Porque precisamos resgatar o espaço para o sagrado da vida.
 
Porque o processo de morte é uma oportunidade de conexão extraordinária e uma das dádivas mais preciosas que podemos partilhar. Porque a morte é um portal de Amor e uma oportunidade e o exponenciar em nós e no Mundo. 

Desconetámo-nos de tal forma da morte, que não sabemos lidar com ela, fingimos que não existe, escondemo-la, sussurramos o seu nome, como se assim pudéssemos afastar aquilo que é comum a todos os seres humanos, mas que temos tanta dificuldade em encarar: a nossa própria mortalidade. 

As doulas de fim de vida recuperam a tradição ancestral de cuidar das pessoas que estão a morrer, tornando mais fácil todo o processo de transição e abraçam o ato de morrer como uma das muitas fases da sua vida e não apenas como um final abrupto. A morte não acontece apenas quando perdemos o nosso corpo físico, depois de respirarmos pela última vez: este é apenas o último grande exercício de desapego nesta vida, mas existem muitos outros. Para vivermos de forma plena, é essencial retirar à palavra “morte” o peso opressivo a que tem sido submetida e dar-lhe outro sentido. Permitirmo-nos entende-la com mais leveza. A doula pode ajudar a fazer esta transição para ganharmos outro nível de consciência em relação à morte e à vida. A doula ajuda na criação de um novo paradigma da morte. De re-significação da Vida e da forma como vivemos. Mais do que acompanhar alguém que está a partir, hoje, à luz da sociedade atual, o papel da doula é ajudar nesta fase de transição e trazer a consciência da morte a todos os dias da nossa vida. Ajudar-nos a viver inteiros. E viver inteiros implica aceitar, integrar em nós a morte. Integrar as nossas sombras. Aquilo que nos assusta, pela sua falta de integração e aceitação, faz-nos sofrer. Afastar o que nos assusta não reduz o nosso sofrimento mas, pelo contrário, exponencia-o. Enterrar a cabeça debaixo da areia faz com que não vivamos todo o nosso potencial, afinal, vivemos com a cabeça debaixo da areia mesmo. Não conseguimos olhar para a vida e toda a sua plenitude. Vivemos cegos sem o sermos.
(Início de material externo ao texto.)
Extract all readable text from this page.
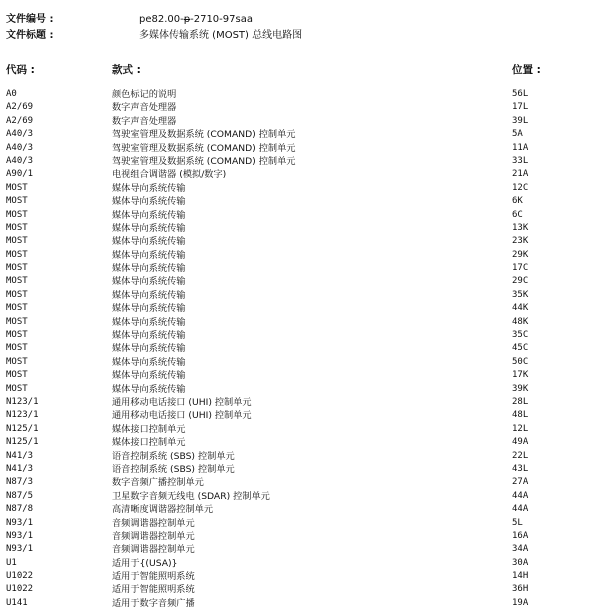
文件编号 :	pe82.00-p-2710-97saa
文件标题 :	多媒体传输系统 (MOST) 总线电路图
代码 :	款式 :	位置 :
A0	颜色标记的说明	56L
A2/69	数字声音处理器	17L
A2/69	数字声音处理器	39L
A40/3	驾驶室管理及数据系统 (COMAND) 控制单元	5A
A40/3	驾驶室管理及数据系统 (COMAND) 控制单元	11A
A40/3	驾驶室管理及数据系统 (COMAND) 控制单元	33L
A90/1	电视组合调谐器 (模拟/数字)	21A
MOST	媒体导向系统传输	12C
MOST	媒体导向系统传输	6K
MOST	媒体导向系统传输	6C
MOST	媒体导向系统传输	13K
MOST	媒体导向系统传输	23K
MOST	媒体导向系统传输	29K
MOST	媒体导向系统传输	17C
MOST	媒体导向系统传输	29C
MOST	媒体导向系统传输	35K
MOST	媒体导向系统传输	44K
MOST	媒体导向系统传输	48K
MOST	媒体导向系统传输	35C
MOST	媒体导向系统传输	45C
MOST	媒体导向系统传输	50C
MOST	媒体导向系统传输	17K
MOST	媒体导向系统传输	39K
N123/1	通用移动电话接口 (UHI) 控制单元	28L
N123/1	通用移动电话接口 (UHI) 控制单元	48L
N125/1	媒体接口控制单元	12L
N125/1	媒体接口控制单元	49A
N41/3	语音控制系统 (SBS) 控制单元	22L
N41/3	语音控制系统 (SBS) 控制单元	43L
N87/3	数字音频广播控制单元	27A
N87/5	卫星数字音频无线电 (SDAR) 控制单元	44A
N87/8	高清晰度调谐器控制单元	44A
N93/1	音频调谐器控制单元	5L
N93/1	音频调谐器控制单元	16A
N93/1	音频调谐器控制单元	34A
U1	适用于{(USA)}	30A
U1022	适用于智能照明系统	14H
U1022	适用于智能照明系统	36H
U141	适用于数字音频广播	19A
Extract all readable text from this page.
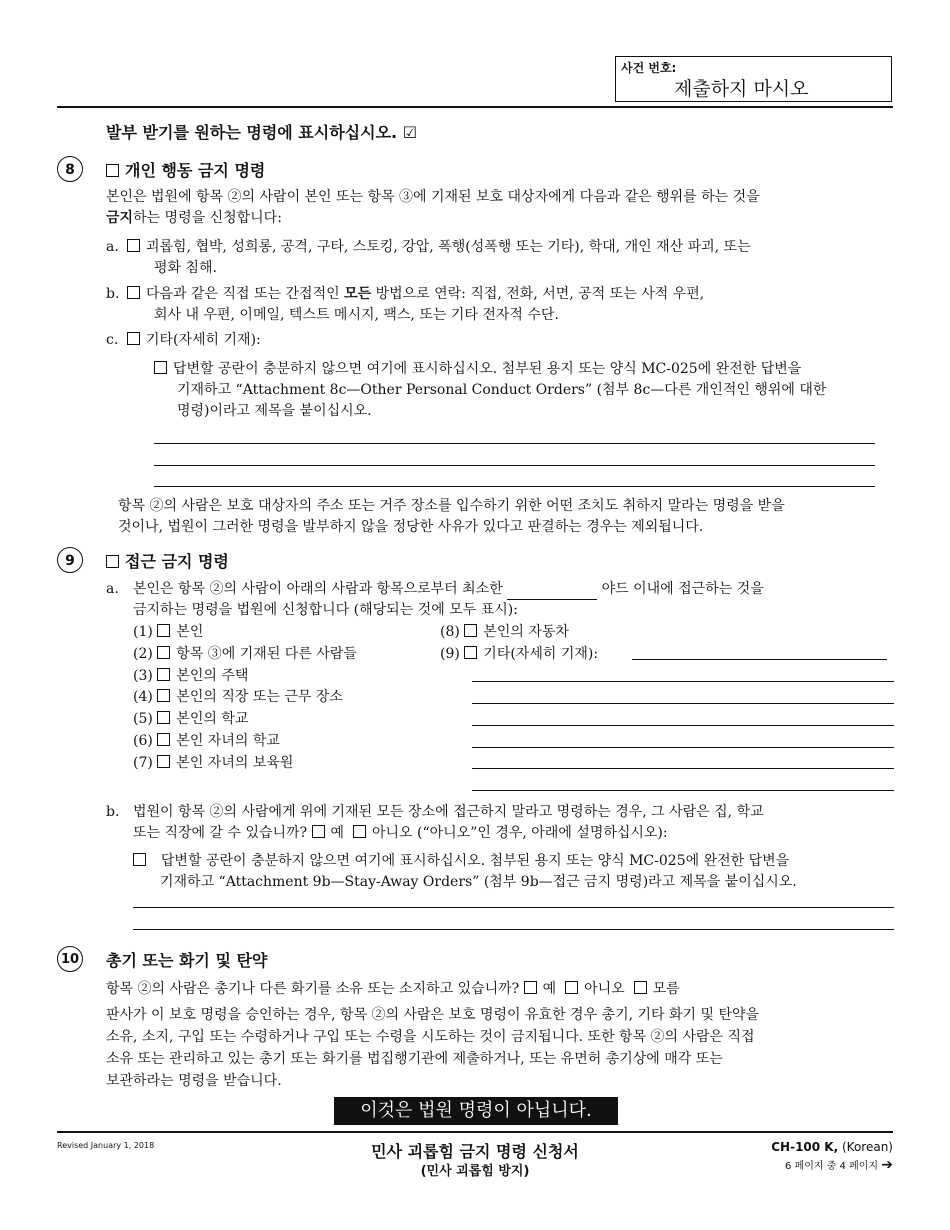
사건 번호:
제출하지 마시오
발부 받기를 원하는 명령에 표시하십시오. ☑
8	개인 행동 금지 명령
본인은 법원에 항목 ②의 사람이 본인 또는 항목 ③에 기재된 보호 대상자에게 다음과 같은 행위를 하는 것을
금지하는 명령을 신청합니다:
a.	괴롭힘, 협박, 성희롱, 공격, 구타, 스토킹, 강압, 폭행(성폭행 또는 기타), 학대, 개인 재산 파괴, 또는
평화 침해.
b.	다음과 같은 직접 또는 간접적인 모든 방법으로 연락: 직접, 전화, 서면, 공적 또는 사적 우편,
회사 내 우편, 이메일, 텍스트 메시지, 팩스, 또는 기타 전자적 수단.
c.	기타(자세히 기재):
답변할 공란이 충분하지 않으면 여기에 표시하십시오. 첨부된 용지 또는 양식 MC-025에 완전한 답변을
기재하고 “Attachment 8c—Other Personal Conduct Orders” (첨부 8c—다른 개인적인 행위에 대한
명령)이라고 제목을 붙이십시오.
항목 ②의 사람은 보호 대상자의 주소 또는 거주 장소를 입수하기 위한 어떤 조치도 취하지 말라는 명령을 받을
것이나, 법원이 그러한 명령을 발부하지 않을 정당한 사유가 있다고 판결하는 경우는 제외됩니다.
9	접근 금지 명령
a. 본인은 항목 ②의 사람이 아래의 사람과 항목으로부터 최소한	야드 이내에 접근하는 것을
금지하는 명령을 법원에 신청합니다 (해당되는 것에 모두 표시):
(1) 본인
(2) 항목 ③에 기재된 다른 사람들
(3) 본인의 주택
(4) 본인의 직장 또는 근무 장소
(5) 본인의 학교
(6) 본인 자녀의 학교
(7) 본인 자녀의 보육원
(8) 본인의 자동차
(9) 기타(자세히 기재):
b. 법원이 항목 ②의 사람에게 위에 기재된 모든 장소에 접근하지 말라고 명령하는 경우, 그 사람은 집, 학교
또는 직장에 갈 수 있습니까? 예 아니오 (“아니오”인 경우, 아래에 설명하십시오):
답변할 공란이 충분하지 않으면 여기에 표시하십시오. 첨부된 용지 또는 양식 MC-025에 완전한 답변을
기재하고 “Attachment 9b—Stay-Away Orders” (첨부 9b—접근 금지 명령)라고 제목을 붙이십시오.
10 총기 또는 화기 및 탄약
항목 ②의 사람은 총기나 다른 화기를 소유 또는 소지하고 있습니까? 예 아니오 모름
판사가 이 보호 명령을 승인하는 경우, 항목 ②의 사람은 보호 명령이 유효한 경우 총기, 기타 화기 및 탄약을
소유, 소지, 구입 또는 수령하거나 구입 또는 수령을 시도하는 것이 금지됩니다. 또한 항목 ②의 사람은 직접
소유 또는 관리하고 있는 총기 또는 화기를 법집행기관에 제출하거나, 또는 유면허 총기상에 매각 또는
보관하라는 명령을 받습니다.
이것은 법원 명령이 아닙니다.
Revised January 1, 2018	민사 괴롭힘 금지 명령 신청서
(민사 괴롭힘 방지)
CH-100 K, (Korean)
6 페이지 중 4 페이지 ➔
Porque é importante re-lembrar quem És.

Porque é importante aprender a Viver.

Porque viver a morte é falar sobre qualidade de vida, sobre escolhas. É falar sobre a nossa família, amigos, sobre as pessoas que amamos. É fazer as pazes. É escrever a história das nossas vidas como nós queremos que ela seja e não ficarmos dependentes das escolhas de outros. É Amar e ser amado. Falar sobre a morte implica uma mudança grande do paradigma social porque implica começarmos a assumir responsabilidades pelas nossas escolhas. Implica começarmos a falar sobre nós individualmente, mas também sobre o impacto de nós nos outros e no planeta. Falar sobre o fim da vida implica o resgate da ligação que perdemos com a Natureza. Falar sobre a morte é falar da Vida. 

Porque é importante devolver a morte à vida se não morremos antes de morrer.
 
Porque a mudança que queremos ver no mundo começa em nós.